TFA is very adement that every student NEEDS to go to college. In a world where “entry level” jobs now means 1-2 years experience, it is hard to imagine finding a solid, well-paying job without a bachelor’s degree. Hell, even unpaid internships often require a degree! My goal is to get these students on a path to college. But I also think that there is value in other careers and paths that do not lead you to a degree. One of my favorite students this summer (am I allowed to have favorites? I really do love them all, but he goes above and beyond all expectations almost all the time!) wrote that his goal is to graduate high school and join the Marines. And I think that is an honorable goal. I think even more important than attending college is simply having the understanding that we choose our futures, and our own hard work can help us get to whatever future we want for ourselves. If I had a student who wanted to be a bus driver or a janitor, or any other career that many people scoff at, I will support him or her. Those are both honorable and important positions. I want my students to know that they can go wherever they set their minds to. I want them to understand the situation they as individuals were born into, and to figure out what it takes to get wherever they want to go. They aren’t settling because they think they can only end up in one or two careers. They will choose their path in life, and decide for themselves where they will end up.

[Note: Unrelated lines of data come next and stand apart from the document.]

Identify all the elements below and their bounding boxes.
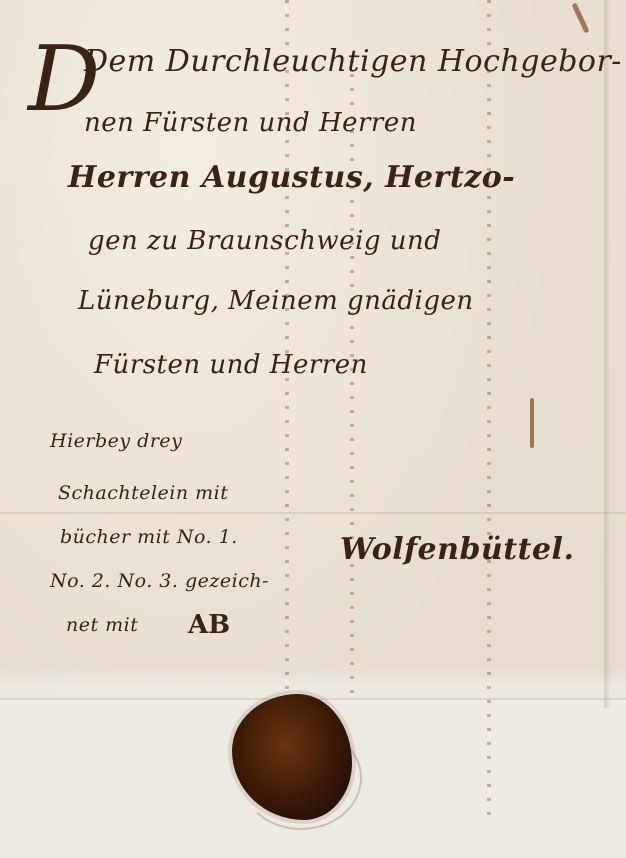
place-name: Wolfenbüttel. bbox=[340, 532, 574, 567]
address-line-3: Herren Augustus, Hertzo- bbox=[68, 160, 515, 195]
ink-bleed-dots bbox=[350, 60, 354, 700]
address-line-6: Fürsten und Herren bbox=[94, 350, 368, 380]
note-line-5: net mit bbox=[66, 614, 138, 636]
address-line-5: Lüneburg, Meinem gnädigen bbox=[78, 286, 474, 316]
address-line-1: Dem Durchleuchtigen Hochgebor- bbox=[84, 44, 622, 79]
note-line-4: No. 2. No. 3. gezeich- bbox=[50, 570, 269, 592]
address-line-2: nen Fürsten und Herren bbox=[84, 108, 417, 138]
fold-line bbox=[0, 512, 626, 514]
ink-mark bbox=[530, 398, 534, 448]
ink-bleed-dots bbox=[487, 0, 491, 820]
note-line-1: Hierbey drey bbox=[50, 430, 182, 452]
address-line-4: gen zu Braunschweig und bbox=[88, 226, 441, 256]
paper-edge bbox=[604, 0, 610, 708]
merchant-mark-monogram: AB bbox=[188, 610, 230, 640]
note-line-3: bücher mit No. 1. bbox=[60, 526, 238, 548]
note-line-2: Schachtelein mit bbox=[58, 482, 228, 504]
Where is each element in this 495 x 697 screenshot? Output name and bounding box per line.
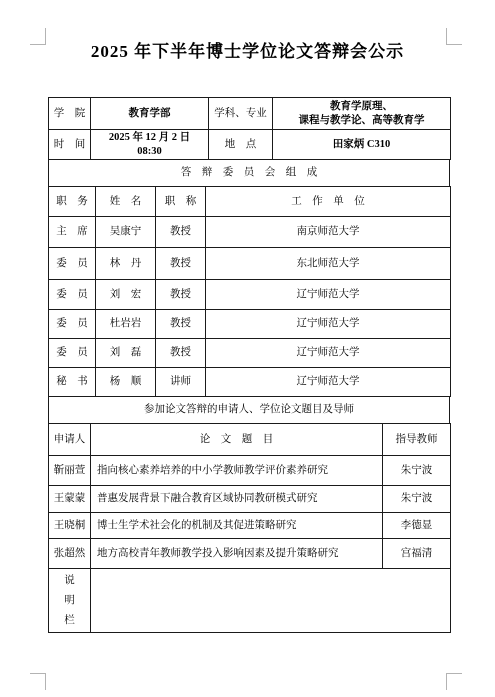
committee-header-title: 职 称	[156, 187, 206, 217]
crop-mark-bottom-left-h	[30, 673, 46, 674]
committee-row: 委 员 杜岩岩 教授 辽宁师范大学	[49, 310, 451, 339]
applicant-header: 申请人	[49, 424, 91, 456]
member-unit: 辽宁师范大学	[206, 280, 451, 310]
member-unit: 辽宁师范大学	[206, 368, 451, 397]
time-value: 2025 年 12 月 2 日 08:30	[91, 130, 209, 160]
major-label: 学科、专业	[209, 98, 273, 130]
applicant-name: 靳丽萱	[49, 456, 91, 486]
document-page: 2025 年下半年博士学位论文答辩会公示 学 院 教育学部 学科、专业 教育学原…	[0, 0, 495, 697]
member-title: 教授	[156, 339, 206, 368]
member-name: 林 丹	[96, 248, 156, 280]
college-value: 教育学部	[91, 98, 209, 130]
committee-row: 委 员 刘 宏 教授 辽宁师范大学	[49, 280, 451, 310]
member-unit: 辽宁师范大学	[206, 310, 451, 339]
committee-header-unit: 工 作 单 位	[206, 187, 451, 217]
applicants-header-row: 申请人 论 文 题 目 指导教师	[49, 424, 451, 456]
advisor-name: 朱宁波	[383, 456, 451, 486]
applicant-name: 王晓桐	[49, 513, 91, 539]
notes-section: 说 明 栏	[48, 568, 451, 633]
member-role: 委 员	[49, 310, 96, 339]
committee-header-role: 职 务	[49, 187, 96, 217]
applicants-section-banner: 参加论文答辩的申请人、学位论文题目及导师	[48, 396, 450, 424]
applicant-row: 张超然 地方高校青年教师教学投入影响因素及提升策略研究 宫福清	[49, 539, 451, 569]
committee-header-row: 职 务 姓 名 职 称 工 作 单 位	[49, 187, 451, 217]
member-name: 刘 宏	[96, 280, 156, 310]
info-section: 学 院 教育学部 学科、专业 教育学原理、 课程与教学论、高等教育学 时 间 2…	[48, 97, 451, 160]
member-unit: 东北师范大学	[206, 248, 451, 280]
member-title: 教授	[156, 310, 206, 339]
advisor-name: 李德显	[383, 513, 451, 539]
crop-mark-bottom-right-v	[446, 673, 447, 690]
crop-mark-bottom-left-v	[45, 673, 46, 690]
notes-content	[91, 569, 451, 633]
info-row-college: 学 院 教育学部 学科、专业 教育学原理、 课程与教学论、高等教育学	[49, 98, 451, 130]
member-name: 杜岩岩	[96, 310, 156, 339]
thesis-title: 地方高校青年教师教学投入影响因素及提升策略研究	[91, 539, 383, 569]
member-title: 教授	[156, 248, 206, 280]
member-name: 刘 磊	[96, 339, 156, 368]
applicant-row: 王晓桐 博士生学术社会化的机制及其促进策略研究 李德显	[49, 513, 451, 539]
advisor-name: 宫福清	[383, 539, 451, 569]
member-title: 教授	[156, 280, 206, 310]
member-name: 吴康宁	[96, 217, 156, 248]
member-name: 杨 顺	[96, 368, 156, 397]
advisor-name: 朱宁波	[383, 486, 451, 513]
page-title: 2025 年下半年博士学位论文答辩会公示	[0, 42, 495, 62]
info-row-time: 时 间 2025 年 12 月 2 日 08:30 地 点 田家炳 C310	[49, 130, 451, 160]
thesis-title: 博士生学术社会化的机制及其促进策略研究	[91, 513, 383, 539]
college-label: 学 院	[49, 98, 91, 130]
member-unit: 辽宁师范大学	[206, 339, 451, 368]
committee-section-title: 答 辩 委 员 会 组 成	[49, 160, 450, 187]
committee-row: 主 席 吴康宁 教授 南京师范大学	[49, 217, 451, 248]
defense-announcement-table: 学 院 教育学部 学科、专业 教育学原理、 课程与教学论、高等教育学 时 间 2…	[48, 97, 450, 633]
applicants-section-title: 参加论文答辩的申请人、学位论文题目及导师	[49, 397, 450, 424]
member-title: 讲师	[156, 368, 206, 397]
committee-row: 委 员 刘 磊 教授 辽宁师范大学	[49, 339, 451, 368]
advisor-header: 指导教师	[383, 424, 451, 456]
committee-section-banner: 答 辩 委 员 会 组 成	[48, 159, 450, 187]
member-role: 委 员	[49, 339, 96, 368]
notes-row: 说 明 栏	[49, 569, 451, 633]
member-title: 教授	[156, 217, 206, 248]
major-value: 教育学原理、 课程与教学论、高等教育学	[273, 98, 451, 130]
applicant-row: 王蒙蒙 普惠发展背景下融合教育区域协同教研模式研究 朱宁波	[49, 486, 451, 513]
committee-section: 职 务 姓 名 职 称 工 作 单 位 主 席 吴康宁 教授 南京师范大学 委 …	[48, 186, 451, 397]
crop-mark-bottom-right-h	[446, 673, 462, 674]
thesis-title: 指向核心素养培养的中小学教师教学评价素养研究	[91, 456, 383, 486]
notes-label: 说 明 栏	[49, 569, 91, 633]
member-role: 秘 书	[49, 368, 96, 397]
member-role: 委 员	[49, 248, 96, 280]
thesis-title: 普惠发展背景下融合教育区域协同教研模式研究	[91, 486, 383, 513]
applicants-section: 申请人 论 文 题 目 指导教师 靳丽萱 指向核心素养培养的中小学教师教学评价素…	[48, 423, 451, 569]
place-value: 田家炳 C310	[273, 130, 451, 160]
time-label: 时 间	[49, 130, 91, 160]
applicant-name: 王蒙蒙	[49, 486, 91, 513]
member-role: 委 员	[49, 280, 96, 310]
applicant-name: 张超然	[49, 539, 91, 569]
committee-row: 秘 书 杨 顺 讲师 辽宁师范大学	[49, 368, 451, 397]
committee-row: 委 员 林 丹 教授 东北师范大学	[49, 248, 451, 280]
thesis-header: 论 文 题 目	[91, 424, 383, 456]
committee-header-name: 姓 名	[96, 187, 156, 217]
applicant-row: 靳丽萱 指向核心素养培养的中小学教师教学评价素养研究 朱宁波	[49, 456, 451, 486]
place-label: 地 点	[209, 130, 273, 160]
member-unit: 南京师范大学	[206, 217, 451, 248]
member-role: 主 席	[49, 217, 96, 248]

I think I went into a bit of a tangent away from the idea of our 100% goals. But my head is seriously a jumbled mess of all these thoughts right now. So, to close, I will share two of my favorite goals from today’s activity. First, ever the jokester, my student D wrote his goal is to “go to college and be a power ranger or ninja turtle.” And the one that hit me right in the feels, from my favorite student C, “My goal is to finish school and become someone in my life so I can support my wife and kids.”